Companies Are on Very Short Notices
When the first import restrictions came last week, the government initially said the changes would come into effect immediately. However, the date has been pushed to November to give manufacturers some time to catch up with the changes.
Setting up a manufacturing plant takes almost 2-3 years. It’s not just about assembling things inside four walls, but the infrastructure required to produce delicate items like cameras requires a huge amount of time and cash investment to set up. We don’t have the technology to produce our technology goods that fast.
If we look from the government’s point of view, short notices and strict regulations are the only way to get work done from multi-billion dollar businesses. If you cut them even the slightest of slacks, companies will use every single inch of it to delay the plans as long as possible. After all, a company will not want to step out of its comfort zone and conduct investments so soon.
The government is forcing businesses to start local manufacturing as soon as possible. These short-notice rules will compel brands to explore local production quickly.
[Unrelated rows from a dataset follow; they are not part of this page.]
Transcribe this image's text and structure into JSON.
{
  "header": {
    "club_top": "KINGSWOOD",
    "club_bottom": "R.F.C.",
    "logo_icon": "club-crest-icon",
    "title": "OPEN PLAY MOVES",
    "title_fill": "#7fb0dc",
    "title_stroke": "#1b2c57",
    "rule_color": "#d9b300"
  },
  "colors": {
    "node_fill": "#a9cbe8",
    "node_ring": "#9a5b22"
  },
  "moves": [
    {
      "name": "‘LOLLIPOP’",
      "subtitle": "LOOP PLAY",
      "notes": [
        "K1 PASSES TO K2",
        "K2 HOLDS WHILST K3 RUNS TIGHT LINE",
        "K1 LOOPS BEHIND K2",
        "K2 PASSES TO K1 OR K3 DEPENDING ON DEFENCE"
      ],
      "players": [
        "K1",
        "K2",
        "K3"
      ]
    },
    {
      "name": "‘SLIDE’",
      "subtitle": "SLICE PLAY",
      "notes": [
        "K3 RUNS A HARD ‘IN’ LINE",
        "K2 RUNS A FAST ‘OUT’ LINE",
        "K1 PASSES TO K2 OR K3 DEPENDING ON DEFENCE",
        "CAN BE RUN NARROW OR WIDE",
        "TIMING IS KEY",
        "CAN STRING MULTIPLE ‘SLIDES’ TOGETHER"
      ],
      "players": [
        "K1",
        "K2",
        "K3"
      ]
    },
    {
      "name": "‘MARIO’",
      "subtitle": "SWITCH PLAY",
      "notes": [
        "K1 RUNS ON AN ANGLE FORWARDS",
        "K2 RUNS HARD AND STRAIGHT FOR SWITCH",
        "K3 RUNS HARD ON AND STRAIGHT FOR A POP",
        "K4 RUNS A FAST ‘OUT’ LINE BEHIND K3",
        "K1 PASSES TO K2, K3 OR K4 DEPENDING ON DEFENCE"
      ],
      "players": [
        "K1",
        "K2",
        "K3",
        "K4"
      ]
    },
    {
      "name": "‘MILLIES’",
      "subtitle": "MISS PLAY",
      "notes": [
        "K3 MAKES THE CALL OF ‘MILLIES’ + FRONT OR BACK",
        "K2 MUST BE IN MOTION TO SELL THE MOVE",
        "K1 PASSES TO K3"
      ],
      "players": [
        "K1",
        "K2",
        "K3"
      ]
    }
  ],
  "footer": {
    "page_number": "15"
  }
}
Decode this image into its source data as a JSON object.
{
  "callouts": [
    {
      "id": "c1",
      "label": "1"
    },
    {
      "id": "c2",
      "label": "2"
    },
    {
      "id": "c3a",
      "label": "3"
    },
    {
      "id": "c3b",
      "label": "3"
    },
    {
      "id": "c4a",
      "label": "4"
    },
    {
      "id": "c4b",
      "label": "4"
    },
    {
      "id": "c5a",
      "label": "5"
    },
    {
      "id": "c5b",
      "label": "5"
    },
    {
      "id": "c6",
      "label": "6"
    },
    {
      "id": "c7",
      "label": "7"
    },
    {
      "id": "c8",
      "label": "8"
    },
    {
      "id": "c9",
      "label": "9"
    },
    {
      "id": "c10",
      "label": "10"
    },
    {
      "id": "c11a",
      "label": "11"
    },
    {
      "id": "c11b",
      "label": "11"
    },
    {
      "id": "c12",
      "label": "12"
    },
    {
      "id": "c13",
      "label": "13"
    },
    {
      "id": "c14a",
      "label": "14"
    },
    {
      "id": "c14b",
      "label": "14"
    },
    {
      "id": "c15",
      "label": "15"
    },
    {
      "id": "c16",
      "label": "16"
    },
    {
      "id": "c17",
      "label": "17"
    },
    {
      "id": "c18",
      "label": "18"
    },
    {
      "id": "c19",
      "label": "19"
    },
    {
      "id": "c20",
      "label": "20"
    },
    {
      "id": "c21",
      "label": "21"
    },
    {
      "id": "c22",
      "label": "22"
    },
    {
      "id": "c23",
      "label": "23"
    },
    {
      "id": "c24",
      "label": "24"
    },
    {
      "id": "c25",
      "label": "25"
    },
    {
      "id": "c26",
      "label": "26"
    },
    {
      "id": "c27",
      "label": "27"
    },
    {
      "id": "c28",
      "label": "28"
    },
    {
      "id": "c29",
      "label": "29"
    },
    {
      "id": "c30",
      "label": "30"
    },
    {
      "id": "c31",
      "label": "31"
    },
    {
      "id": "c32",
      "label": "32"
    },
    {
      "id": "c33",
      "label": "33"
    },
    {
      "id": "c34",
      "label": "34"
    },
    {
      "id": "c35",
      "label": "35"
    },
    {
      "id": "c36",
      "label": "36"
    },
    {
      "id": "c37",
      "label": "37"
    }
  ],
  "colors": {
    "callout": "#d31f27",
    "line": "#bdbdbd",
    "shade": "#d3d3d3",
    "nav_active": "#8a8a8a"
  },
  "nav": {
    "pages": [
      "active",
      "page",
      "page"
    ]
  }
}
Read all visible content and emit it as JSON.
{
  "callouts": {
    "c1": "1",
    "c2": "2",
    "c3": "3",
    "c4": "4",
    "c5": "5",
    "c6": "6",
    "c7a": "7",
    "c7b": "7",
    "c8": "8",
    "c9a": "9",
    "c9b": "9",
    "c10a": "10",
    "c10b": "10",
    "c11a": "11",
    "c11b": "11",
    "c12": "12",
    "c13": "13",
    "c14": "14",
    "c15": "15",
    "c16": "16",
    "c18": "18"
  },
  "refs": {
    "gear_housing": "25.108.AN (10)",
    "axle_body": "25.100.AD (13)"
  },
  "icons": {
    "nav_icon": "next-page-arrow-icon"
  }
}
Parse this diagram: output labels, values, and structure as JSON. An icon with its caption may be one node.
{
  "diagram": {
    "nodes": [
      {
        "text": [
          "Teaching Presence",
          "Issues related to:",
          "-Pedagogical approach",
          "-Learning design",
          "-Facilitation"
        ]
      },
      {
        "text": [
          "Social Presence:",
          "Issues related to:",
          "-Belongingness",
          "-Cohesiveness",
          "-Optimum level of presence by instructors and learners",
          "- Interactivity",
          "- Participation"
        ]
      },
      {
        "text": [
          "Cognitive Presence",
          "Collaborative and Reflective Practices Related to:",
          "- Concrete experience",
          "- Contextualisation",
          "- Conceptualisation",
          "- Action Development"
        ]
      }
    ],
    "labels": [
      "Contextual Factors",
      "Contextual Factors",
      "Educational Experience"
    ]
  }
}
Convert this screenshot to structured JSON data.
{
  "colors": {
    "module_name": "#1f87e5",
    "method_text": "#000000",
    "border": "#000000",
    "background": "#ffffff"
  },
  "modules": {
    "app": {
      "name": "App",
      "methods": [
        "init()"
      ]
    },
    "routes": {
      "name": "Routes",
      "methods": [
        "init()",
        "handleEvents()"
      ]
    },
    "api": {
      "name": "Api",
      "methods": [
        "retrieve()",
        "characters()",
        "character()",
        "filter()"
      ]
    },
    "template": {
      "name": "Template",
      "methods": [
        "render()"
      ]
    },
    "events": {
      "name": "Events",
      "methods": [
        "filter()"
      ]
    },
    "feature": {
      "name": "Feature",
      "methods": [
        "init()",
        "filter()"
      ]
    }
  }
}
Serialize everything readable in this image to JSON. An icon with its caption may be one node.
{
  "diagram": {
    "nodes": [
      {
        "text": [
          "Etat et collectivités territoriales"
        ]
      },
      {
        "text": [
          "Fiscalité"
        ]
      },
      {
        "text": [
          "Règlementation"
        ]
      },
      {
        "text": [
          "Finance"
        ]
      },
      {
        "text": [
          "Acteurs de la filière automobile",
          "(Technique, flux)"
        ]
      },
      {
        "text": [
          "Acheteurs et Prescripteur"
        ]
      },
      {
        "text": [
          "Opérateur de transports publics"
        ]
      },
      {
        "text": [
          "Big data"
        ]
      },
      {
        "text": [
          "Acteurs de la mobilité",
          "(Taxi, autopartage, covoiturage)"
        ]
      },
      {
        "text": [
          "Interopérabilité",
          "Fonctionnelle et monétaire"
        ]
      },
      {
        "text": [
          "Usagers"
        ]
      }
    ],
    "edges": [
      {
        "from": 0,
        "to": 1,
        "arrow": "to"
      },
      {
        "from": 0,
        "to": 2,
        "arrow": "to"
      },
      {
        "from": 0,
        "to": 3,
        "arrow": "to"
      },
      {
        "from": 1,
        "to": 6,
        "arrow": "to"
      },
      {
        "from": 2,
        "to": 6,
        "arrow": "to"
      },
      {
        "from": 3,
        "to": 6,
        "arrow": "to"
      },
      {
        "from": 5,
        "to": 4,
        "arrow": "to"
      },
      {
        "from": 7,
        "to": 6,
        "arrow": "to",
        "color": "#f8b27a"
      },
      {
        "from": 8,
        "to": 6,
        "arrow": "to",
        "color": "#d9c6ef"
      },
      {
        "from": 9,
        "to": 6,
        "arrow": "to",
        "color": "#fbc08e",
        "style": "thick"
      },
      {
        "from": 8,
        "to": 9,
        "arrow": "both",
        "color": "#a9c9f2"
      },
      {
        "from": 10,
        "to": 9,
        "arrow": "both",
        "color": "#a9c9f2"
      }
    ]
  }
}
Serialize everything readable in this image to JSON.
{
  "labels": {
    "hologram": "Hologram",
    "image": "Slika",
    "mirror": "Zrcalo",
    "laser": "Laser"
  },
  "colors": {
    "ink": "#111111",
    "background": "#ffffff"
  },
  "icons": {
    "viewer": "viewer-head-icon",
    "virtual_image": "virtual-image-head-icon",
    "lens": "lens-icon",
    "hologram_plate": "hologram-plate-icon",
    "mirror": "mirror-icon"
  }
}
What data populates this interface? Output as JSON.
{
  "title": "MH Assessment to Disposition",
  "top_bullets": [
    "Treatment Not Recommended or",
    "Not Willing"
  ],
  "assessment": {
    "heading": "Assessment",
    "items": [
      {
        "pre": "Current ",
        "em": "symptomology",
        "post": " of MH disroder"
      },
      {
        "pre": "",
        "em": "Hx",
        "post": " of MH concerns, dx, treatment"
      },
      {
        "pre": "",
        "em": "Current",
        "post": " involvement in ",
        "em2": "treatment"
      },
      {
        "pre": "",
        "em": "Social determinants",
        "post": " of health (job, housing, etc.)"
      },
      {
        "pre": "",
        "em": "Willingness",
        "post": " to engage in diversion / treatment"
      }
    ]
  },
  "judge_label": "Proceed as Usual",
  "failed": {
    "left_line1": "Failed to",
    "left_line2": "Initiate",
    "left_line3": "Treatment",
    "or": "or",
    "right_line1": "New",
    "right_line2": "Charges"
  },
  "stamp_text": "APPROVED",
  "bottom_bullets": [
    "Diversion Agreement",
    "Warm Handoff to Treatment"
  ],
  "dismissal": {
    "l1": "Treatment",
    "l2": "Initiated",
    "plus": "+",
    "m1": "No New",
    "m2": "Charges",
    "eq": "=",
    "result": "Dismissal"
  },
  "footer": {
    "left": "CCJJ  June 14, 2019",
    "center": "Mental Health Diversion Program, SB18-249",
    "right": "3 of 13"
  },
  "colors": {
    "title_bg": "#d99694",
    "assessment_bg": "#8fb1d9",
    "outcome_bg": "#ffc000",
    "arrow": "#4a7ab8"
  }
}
Government is Ready To Help With PLI Scheme
India introduced its Production Linked Incentive (PLI) scheme in April 2020 to help businesses across 14 sectors set up local manufacturing plants. This scheme works by providing aid to businesses based on the progress they make in their manufacturing volume. This scheme provides anywhere between 18-30% monetary benefits through tax savings, help in setting up facilities, discounted interest on loans, and so on.
PLI scheme has seen massive success in the mobile phone segment, as India is the second biggest smartphone manufacturer in the world.
The Government of India has a clear plan of action. It wants to reduce its dependence on imports and start manufacturing the same goods locally. In the future, we may soon see similar restrictions on the import of other goods.